PMI is short for “private mortgage insurance.” If you have an FHA-backed loan it’s called MIP for “mortgage insurance premium.” If you put down less than 20 percent when you take out a conventional loan, you will be required to pay a monthly mortgage insurance premium to cover the lender in the event you mess up and default on the loan. FHA loans have different requirements.
Mortgage Insurance and the FHA Loan
Borrowers who were granted an FHA-backed loan prior to June 3, 2013 can get rid of this monthly headache when the loan reaches a 78 percent loan-to-value ratio for a 15-year loan. If you have a 30-year loan you’ll need to wait until your LTV reaches 78 percent AND you’ve been paying the premium for a minimum of 60 months, which is government-speak for five years.
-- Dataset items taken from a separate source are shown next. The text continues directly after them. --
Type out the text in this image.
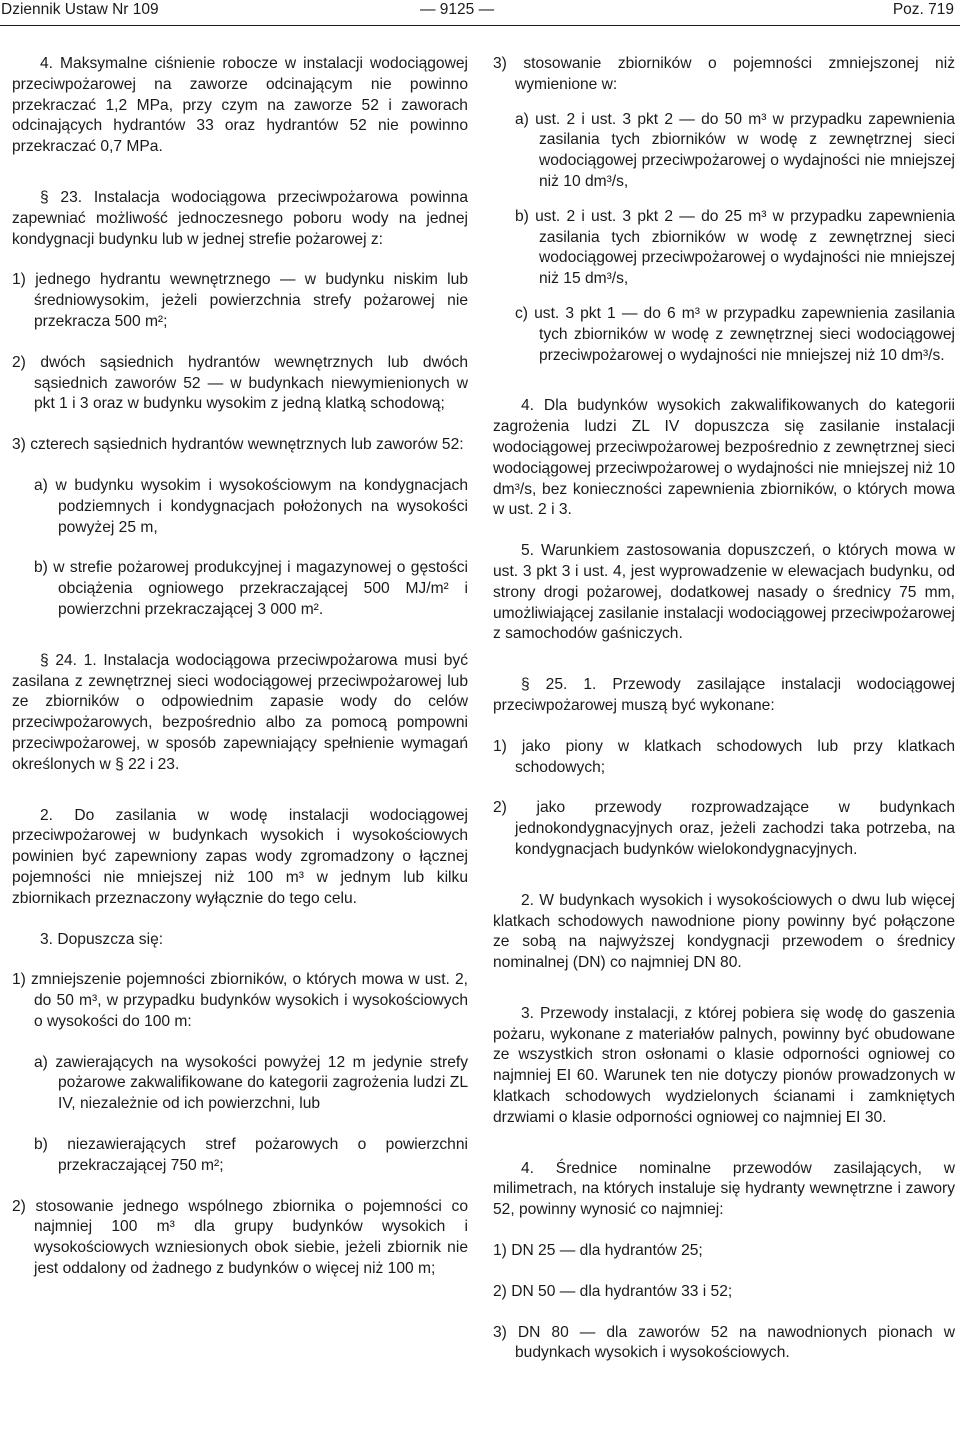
Dziennik Ustaw Nr 109	— 9125 —	Poz. 719

4. Maksymalne ciśnienie robocze w instalacji wodociągowej przeciwpożarowej na zaworze odcinającym nie powinno przekraczać 1,2 MPa, przy czym na zaworze 52 i zaworach odcinających hydrantów 33 oraz hydrantów 52 nie powinno przekraczać 0,7 MPa.

§ 23. Instalacja wodociągowa przeciwpożarowa powinna zapewniać możliwość jednoczesnego poboru wody na jednej kondygnacji budynku lub w jednej strefie pożarowej z:

1) jednego hydrantu wewnętrznego — w budynku niskim lub średniowysokim, jeżeli powierzchnia strefy pożarowej nie przekracza 500 m²;

2) dwóch sąsiednich hydrantów wewnętrznych lub dwóch sąsiednich zaworów 52 — w budynkach niewymienionych w pkt 1 i 3 oraz w budynku wysokim z jedną klatką schodową;

3) czterech sąsiednich hydrantów wewnętrznych lub zaworów 52:

a) w budynku wysokim i wysokościowym na kondygnacjach podziemnych i kondygnacjach położonych na wysokości powyżej 25 m,

b) w strefie pożarowej produkcyjnej i magazynowej o gęstości obciążenia ogniowego przekraczającej 500 MJ/m² i powierzchni przekraczającej 3 000 m².

§ 24. 1. Instalacja wodociągowa przeciwpożarowa musi być zasilana z zewnętrznej sieci wodociągowej przeciwpożarowej lub ze zbiorników o odpowiednim zapasie wody do celów przeciwpożarowych, bezpośrednio albo za pomocą pompowni przeciwpożarowej, w sposób zapewniający spełnienie wymagań określonych w § 22 i 23.

2. Do zasilania w wodę instalacji wodociągowej przeciwpożarowej w budynkach wysokich i wysokościowych powinien być zapewniony zapas wody zgromadzony o łącznej pojemności nie mniejszej niż 100 m³ w jednym lub kilku zbiornikach przeznaczony wyłącznie do tego celu.

3. Dopuszcza się:

1) zmniejszenie pojemności zbiorników, o których mowa w ust. 2, do 50 m³, w przypadku budynków wysokich i wysokościowych o wysokości do 100 m:

a) zawierających na wysokości powyżej 12 m jedynie strefy pożarowe zakwalifikowane do kategorii zagrożenia ludzi ZL IV, niezależnie od ich powierzchni, lub

b) niezawierających stref pożarowych o powierzchni przekraczającej 750 m²;

2) stosowanie jednego wspólnego zbiornika o pojemności co najmniej 100 m³ dla grupy budynków wysokich i wysokościowych wzniesionych obok siebie, jeżeli zbiornik nie jest oddalony od żadnego z budynków o więcej niż 100 m;

3) stosowanie zbiorników o pojemności zmniejszonej niż wymienione w:

a) ust. 2 i ust. 3 pkt 2 — do 50 m³ w przypadku zapewnienia zasilania tych zbiorników w wodę z zewnętrznej sieci wodociągowej przeciwpożarowej o wydajności nie mniejszej niż 10 dm³/s,

b) ust. 2 i ust. 3 pkt 2 — do 25 m³ w przypadku zapewnienia zasilania tych zbiorników w wodę z zewnętrznej sieci wodociągowej przeciwpożarowej o wydajności nie mniejszej niż 15 dm³/s,

c) ust. 3 pkt 1 — do 6 m³ w przypadku zapewnienia zasilania tych zbiorników w wodę z zewnętrznej sieci wodociągowej przeciwpożarowej o wydajności nie mniejszej niż 10 dm³/s.

4. Dla budynków wysokich zakwalifikowanych do kategorii zagrożenia ludzi ZL IV dopuszcza się zasilanie instalacji wodociągowej przeciwpożarowej bezpośrednio z zewnętrznej sieci wodociągowej przeciwpożarowej o wydajności nie mniejszej niż 10 dm³/s, bez konieczności zapewnienia zbiorników, o których mowa w ust. 2 i 3.

5. Warunkiem zastosowania dopuszczeń, o których mowa w ust. 3 pkt 3 i ust. 4, jest wyprowadzenie w elewacjach budynku, od strony drogi pożarowej, dodatkowej nasady o średnicy 75 mm, umożliwiającej zasilanie instalacji wodociągowej przeciwpożarowej z samochodów gaśniczych.

§ 25. 1. Przewody zasilające instalacji wodociągowej przeciwpożarowej muszą być wykonane:

1) jako piony w klatkach schodowych lub przy klatkach schodowych;

2) jako przewody rozprowadzające w budynkach jednokondygnacyjnych oraz, jeżeli zachodzi taka potrzeba, na kondygnacjach budynków wielokondygnacyjnych.

2. W budynkach wysokich i wysokościowych o dwu lub więcej klatkach schodowych nawodnione piony powinny być połączone ze sobą na najwyższej kondygnacji przewodem o średnicy nominalnej (DN) co najmniej DN 80.

3. Przewody instalacji, z której pobiera się wodę do gaszenia pożaru, wykonane z materiałów palnych, powinny być obudowane ze wszystkich stron osłonami o klasie odporności ogniowej co najmniej EI 60. Warunek ten nie dotyczy pionów prowadzonych w klatkach schodowych wydzielonych ścianami i zamkniętych drzwiami o klasie odporności ogniowej co najmniej EI 30.

4. Średnice nominalne przewodów zasilających, w milimetrach, na których instaluje się hydranty wewnętrzne i zawory 52, powinny wynosić co najmniej:

1) DN 25 — dla hydrantów 25;

2) DN 50 — dla hydrantów 33 i 52;

3) DN 80 — dla zaworów 52 na nawodnionych pionach w budynkach wysokich i wysokościowych.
Pity the buyer that gets an FHA-backed loan today. They’ve changed their rules so that as of June 2013, a borrower that puts down 10 percent on a home must wait 11 years to have the MIP requirement terminated. If you pay less than 10 percent down – which is the beauty of the FHA loan, after all – you must continue to pay MIP for the life of the loan.
Conventional Loans and PMI
The Homeowner's Protection Act of 1998 states that homeowners who have a conventional loan on their primary residence, purchased after July 29, 1999 can request a cancellation of PMI once they have 20 percent equity in the home.
The same law says that the lender must automatically terminate PMI on the date that the loan is scheduled to reach a 78 percent loan-to-value ratio – not based on payments made – but according to the date the loan should reach this milestone, as listed on the initial amortization schedule.
The law gives borrowers another way to realize relief from PMI by stating that the lender has to release you from the requirement when you are at the midpoint of your loan’s amortization schedule, regardless of your LTV.